Before baking, bring them back to room temperature and bake accordingly or reduce oven temperature by 25f and add a few extra minutes to baking time if baking frozen.
How to store cookies
Everyone loves a warm cookie but honestly I loved these fully cooled too and I even loved them chilled while they were thawing. They’re definitely more chewy after they’ve cooled.
Store them in an airtight container or bag at room temperature for 2-3 days or a few weeks in the freezer. Feel free to microwave them for 5-10 seconds before serving again.
Frequently Asked Questions
I haven’t tested these with dairy free butter but all of my recipes that I have tested have worked with dairy free butter so I don’t see why it wouldn’t work.
I haven’t tested these with gluten-free flour but all of my recipes that I have tested have worked with gluten-free flour so I don’t see why it wouldn’t work. I recommend a 1:1 gluten-free substitute like King Arthur or Bob’s red mill.
You can, I just wanted some melty pools of chocolate in the cookie so I used both. The cookie may spread a little bit less without the chopped up dark chocolate though.
Thanks so much for reading today’s post, if you have any questions just comment down below. Make sure to leave it in the comment section because I can’t answer in the rating section.
If you make these fun little mini egg cookies, I’d love it if you left a star rating for me. If it’s less than five stars, please leave a comment with the rating so I know why! 🙂
As always, have a blessed day and happy baking!
- 1/2 cup (113g) salted butter, melted
- 2/3 cup (132g) light brown sugar, lightly packed
- 1 large egg, room temperature
- 1 cup (120g) all-purpose flour, spooned and leveled
- 2 tsp baking powder
- 1/4 tsp fine sea salt
- 1 Tbsp (10g) unsweetened cocoa powder (I use dutch-process)
- 1 Tbsp (10g) cornstarch
- 2 oz dark chocolate, chopped
- 3 oz Cadbury eggs, crushed
- Place the Cadbury eggs in a ziplock bag and smash them with a meat tenderizers or a rolling pin to crush them. They roll around if you try to cut them with a knife.
- In a medium bowl, melt the butter and whisk it with the light brown sugar just until it's combined.
- Add the egg and vanilla and whisk aggressively for 2-3 minutes, until the mixture is smooth and has lightened in color.
- Add the flour, baking powder and salt and fold the mixture just until the last streak of flour is combined.
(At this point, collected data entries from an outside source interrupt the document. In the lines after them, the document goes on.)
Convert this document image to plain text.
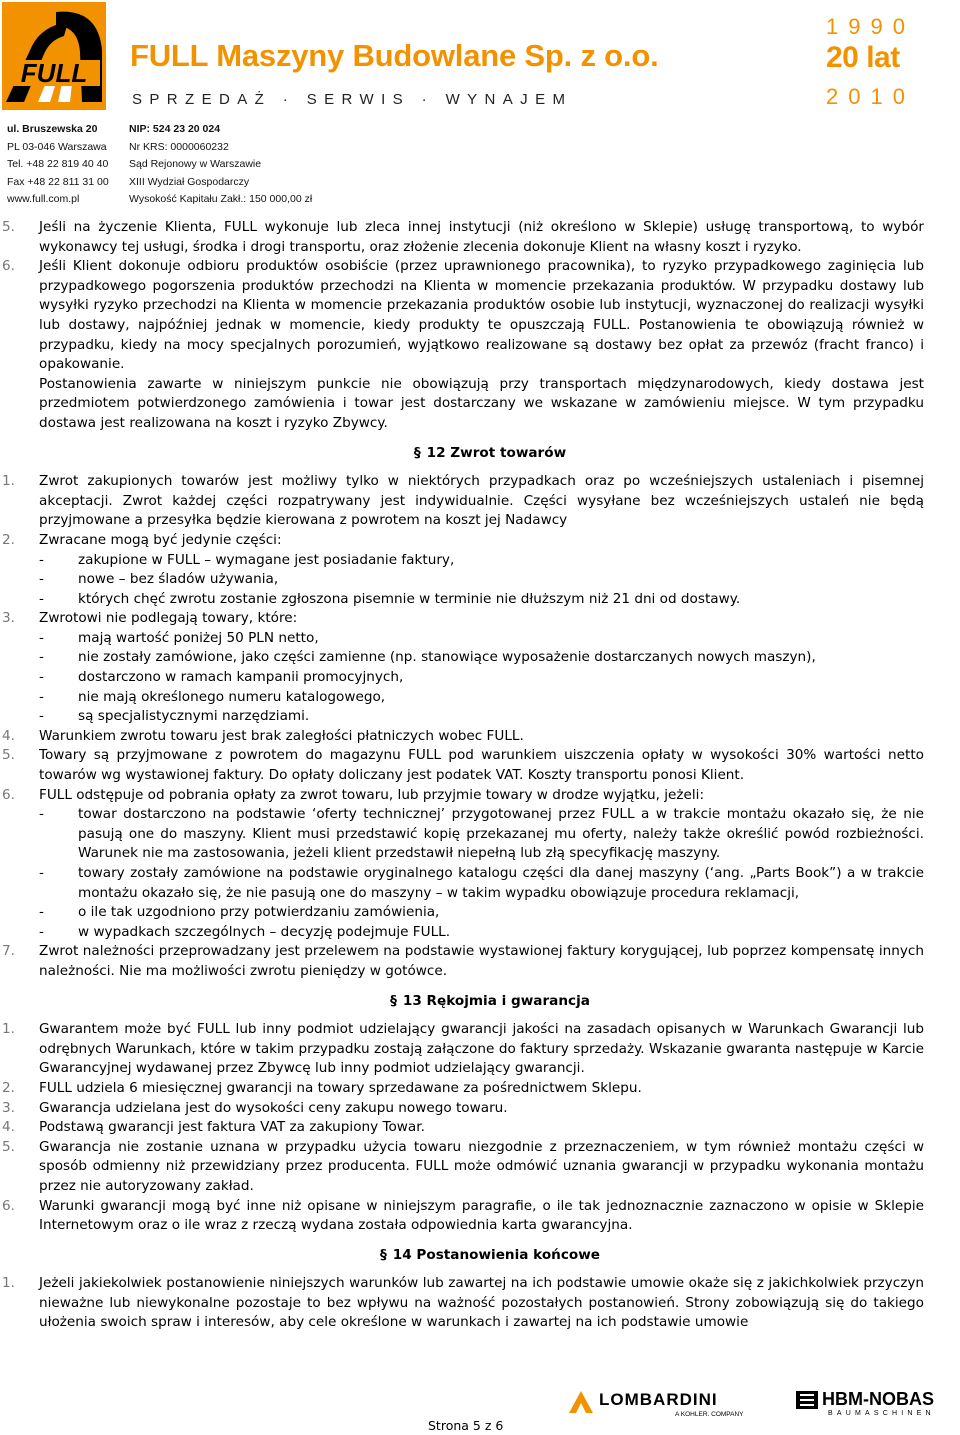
FULL FULL Maszyny Budowlane Sp. z o.o.
SPRZEDAŻ · SERWIS · WYNAJEM
1990
20 lat
2010
ul. Bruszewska 20
PL 03-046 Warszawa
Tel. +48 22 819 40 40
Fax +48 22 811 31 00
www.full.com.pl
NIP: 524 23 20 024
Nr KRS: 0000060232
Sąd Rejonowy w Warszawie
XIII Wydział Gospodarczy
Wysokość Kapitału Zakł.: 150 000,00 zł
5. Jeśli na życzenie Klienta, FULL wykonuje lub zleca innej instytucji (niż określono w Sklepie) usługę transportową, to wybór wykonawcy tej usługi, środka i drogi transportu, oraz złożenie zlecenia dokonuje Klient na własny koszt i ryzyko.
6. Jeśli Klient dokonuje odbioru produktów osobiście (przez uprawnionego pracownika), to ryzyko przypadkowego zaginięcia lub przypadkowego pogorszenia produktów przechodzi na Klienta w momencie przekazania produktów. W przypadku dostawy lub wysyłki ryzyko przechodzi na Klienta w momencie przekazania produktów osobie lub instytucji, wyznaczonej do realizacji wysyłki lub dostawy, najpóźniej jednak w momencie, kiedy produkty te opuszczają FULL. Postanowienia te obowiązują również w przypadku, kiedy na mocy specjalnych porozumień, wyjątkowo realizowane są dostawy bez opłat za przewóz (fracht franco) i opakowanie.
Postanowienia zawarte w niniejszym punkcie nie obowiązują przy transportach międzynarodowych, kiedy dostawa jest przedmiotem potwierdzonego zamówienia i towar jest dostarczany we wskazane w zamówieniu miejsce. W tym przypadku dostawa jest realizowana na koszt i ryzyko Zbywcy.
§ 12 Zwrot towarów
1. Zwrot zakupionych towarów jest możliwy tylko w niektórych przypadkach oraz po wcześniejszych ustaleniach i pisemnej akceptacji. Zwrot każdej części rozpatrywany jest indywidualnie. Części wysyłane bez wcześniejszych ustaleń nie będą przyjmowane a przesyłka będzie kierowana z powrotem na koszt jej Nadawcy
2. Zwracane mogą być jedynie części:
-	zakupione w FULL – wymagane jest posiadanie faktury,
-	nowe – bez śladów używania,
-	których chęć zwrotu zostanie zgłoszona pisemnie w terminie nie dłuższym niż 21 dni od dostawy.
3. Zwrotowi nie podlegają towary, które:
-	mają wartość poniżej 50 PLN netto,
-	nie zostały zamówione, jako części zamienne (np. stanowiące wyposażenie dostarczanych nowych maszyn),
-	dostarczono w ramach kampanii promocyjnych,
-	nie mają określonego numeru katalogowego,
-	są specjalistycznymi narzędziami.
4. Warunkiem zwrotu towaru jest brak zaległości płatniczych wobec FULL.
5. Towary są przyjmowane z powrotem do magazynu FULL pod warunkiem uiszczenia opłaty w wysokości 30% wartości netto towarów wg wystawionej faktury. Do opłaty doliczany jest podatek VAT. Koszty transportu ponosi Klient.
6. FULL odstępuje od pobrania opłaty za zwrot towaru, lub przyjmie towary w drodze wyjątku, jeżeli:
-	towar dostarczono na podstawie ‘oferty technicznej’ przygotowanej przez FULL a w trakcie montażu okazało się, że nie pasują one do maszyny. Klient musi przedstawić kopię przekazanej mu oferty, należy także określić powód rozbieżności. Warunek nie ma zastosowania, jeżeli klient przedstawił niepełną lub złą specyfikację maszyny.
-	towary zostały zamówione na podstawie oryginalnego katalogu części dla danej maszyny (‘ang. „Parts Book”) a w trakcie montażu okazało się, że nie pasują one do maszyny – w takim wypadku obowiązuje procedura reklamacji,
-	o ile tak uzgodniono przy potwierdzaniu zamówienia,
-	w wypadkach szczególnych – decyzję podejmuje FULL.
7. Zwrot należności przeprowadzany jest przelewem na podstawie wystawionej faktury korygującej, lub poprzez kompensatę innych należności. Nie ma możliwości zwrotu pieniędzy w gotówce.
§ 13 Rękojmia i gwarancja
1. Gwarantem może być FULL lub inny podmiot udzielający gwarancji jakości na zasadach opisanych w Warunkach Gwarancji lub odrębnych Warunkach, które w takim przypadku zostają załączone do faktury sprzedaży. Wskazanie gwaranta następuje w Karcie Gwarancyjnej wydawanej przez Zbywcę lub inny podmiot udzielający gwarancji.
2. FULL udziela 6 miesięcznej gwarancji na towary sprzedawane za pośrednictwem Sklepu.
3. Gwarancja udzielana jest do wysokości ceny zakupu nowego towaru.
4. Podstawą gwarancji jest faktura VAT za zakupiony Towar.
5. Gwarancja nie zostanie uznana w przypadku użycia towaru niezgodnie z przeznaczeniem, w tym również montażu części w sposób odmienny niż przewidziany przez producenta. FULL może odmówić uznania gwarancji w przypadku wykonania montażu przez nie autoryzowany zakład.
6. Warunki gwarancji mogą być inne niż opisane w niniejszym paragrafie, o ile tak jednoznacznie zaznaczono w opisie w Sklepie Internetowym oraz o ile wraz z rzeczą wydana została odpowiednia karta gwarancyjna.
§ 14 Postanowienia końcowe
1. Jeżeli jakiekolwiek postanowienie niniejszych warunków lub zawartej na ich podstawie umowie okaże się z jakichkolwiek przyczyn nieważne lub niewykonalne pozostaje to bez wpływu na ważność pozostałych postanowień. Strony zobowiązują się do takiego ułożenia swoich spraw i interesów, aby cele określone w warunkach i zawartej na ich podstawie umowie
Strona 5 z 6
LOMBARDINI
A KOHLER. COMPANY
HBM-NOBAS
BAUMASCHINEN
- Split the dough in half, into two separate bowls. Each bowl should have 7.5 ounces of batter. Add the cornstarch to one and the cocoa powder to the other, folding the mixtures just until there's only a few streaks left.
- Add half of the chopped chocolate and half of the chopped Cadbury eggs to each batter and fold just until they're evenly distributed and there's no more streaks of dry ingredients.
- Refrigerate both of the bowls of dough for 30 minutes.
- Use a 2 ounce cookie scooper to alternate scooping each dough a few times so they're marbled (see photos).
- Place the marbled cookie dough balls on a cookie sheet and refrigerate for another 15-30 minutes. Preheat the oven to 350F (180C) convection [or 325F (163C) conventional].
- Bake 2 ounce cookies for 12 minutes, remove them from the oven and tap on the counter gently. Use a round biscuit cutter to scoot them so they're perfectly round (if needed).
You could also make these without marbling, just skip the steps where you separate the dough into two and use either 2 Tablespoons of cornstarch for vanilla cookies or 2 Tablespoons of cocoa powder for chocolate cookies.